José Adilson Rodrigues dos Santos, o Maguila, morreu nesta quinta-feira (24), aos 66 anos de idade. O ex-pugilista sofria de ETC (encefalopatia traumática crônica), doença com os mesmos sintomas do Alzheimer, mas causados por golpes repetitivos na cabeça. A informação foi confirmada pela esposa do pugilista, Irani Pinheiro, durante a tarde ao Balanço Geral, da Record.
Esta doença é bem comum em ex-boxeadores por conta dos constantes golpes trocados entre os atletas da modalidade.
Maguila estava morando há mais sete anos em uma clínica em Itu, no interior de São Paulo. Ele conviveu até a sua morte com a “demência pugilística”, doença neurodegenerativa evolutiva e incurável que tem relação direta com os incontáveis golpes sofridos ao longo da carreira de duas décadas no esporte.

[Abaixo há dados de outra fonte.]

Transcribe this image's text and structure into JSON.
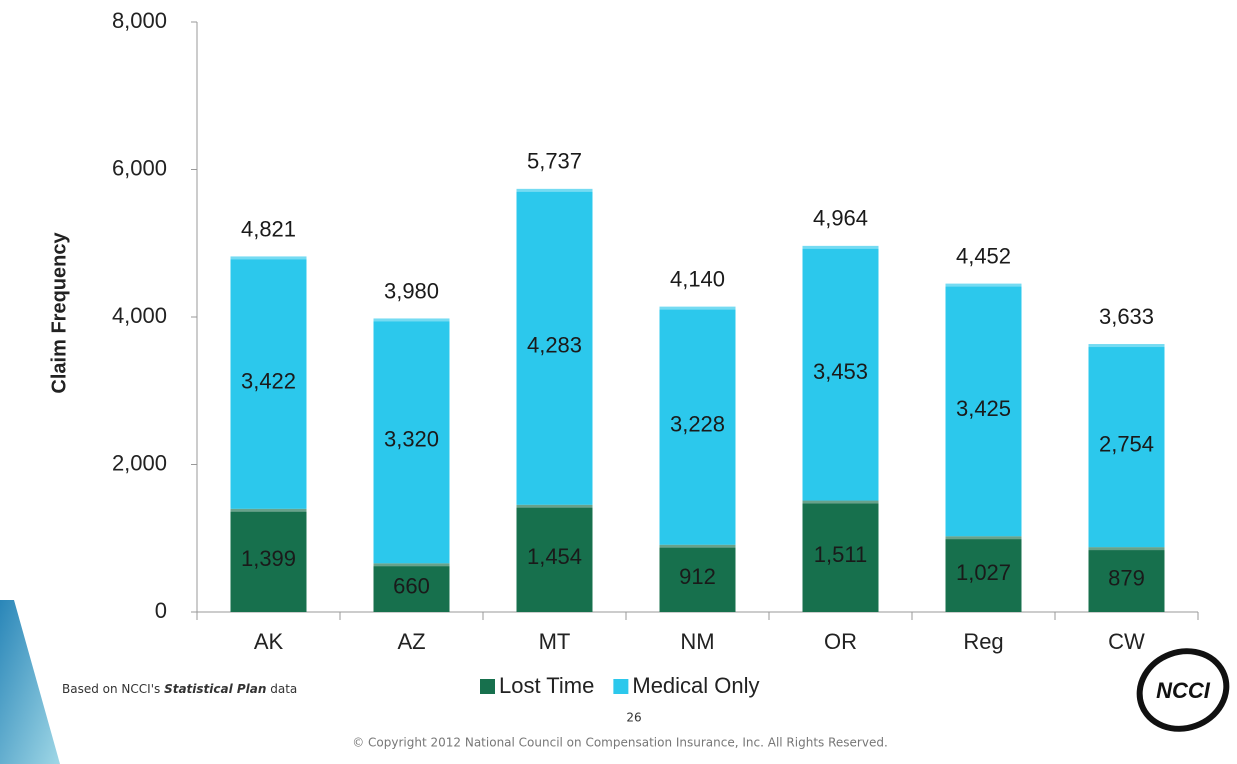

No ringue de boxe profissionalmente, Maguila esteve entre 1983 e 2000. Ao todo, foram 85 lutas oficiais, com 77 vitórias, um empate técnico e apenas 7 derrotas — sendo 61 por nocaute. Entre suas principais lutas estão confrontos com George Foreman e Evander Holyfield.
Em nota, a Confederação Brasileira de Boxe (CBBoxe) lamentou o perda de um dos nomes mais lendários do boxe nacional. A entidade também falou sobre a representação de Maguila ao esporte.
“É com muito pesar que recebemos a notícia do falecimento de José Adilson Rodrigues dos Santos, o Maguila, aos 66 anos. Lamentamos profundamente a perda de um dos maiores boxeadores brasileiros da história.
Maguila representava não só o boxe, mas todo o esporte brasileiro. Enchia-nos de orgulho e colocou a nobre arte na atenção do povo, contagiando a torcida que o acompanhava. Em resultados, foi campeão brasileiro, conquistou o Continental das Américas (WBC) e título mundial da Federação Internacional de Boxe (IBF). Mas para além deles, Maguila foi um expoente importante do boxe brasileiro até para aqueles que não conheciam a nobre arte.
A comunidade toda do boxe está em luto, nossos sentimentos à família e amigos do nosso eterno campeão dos pesos-pesados!”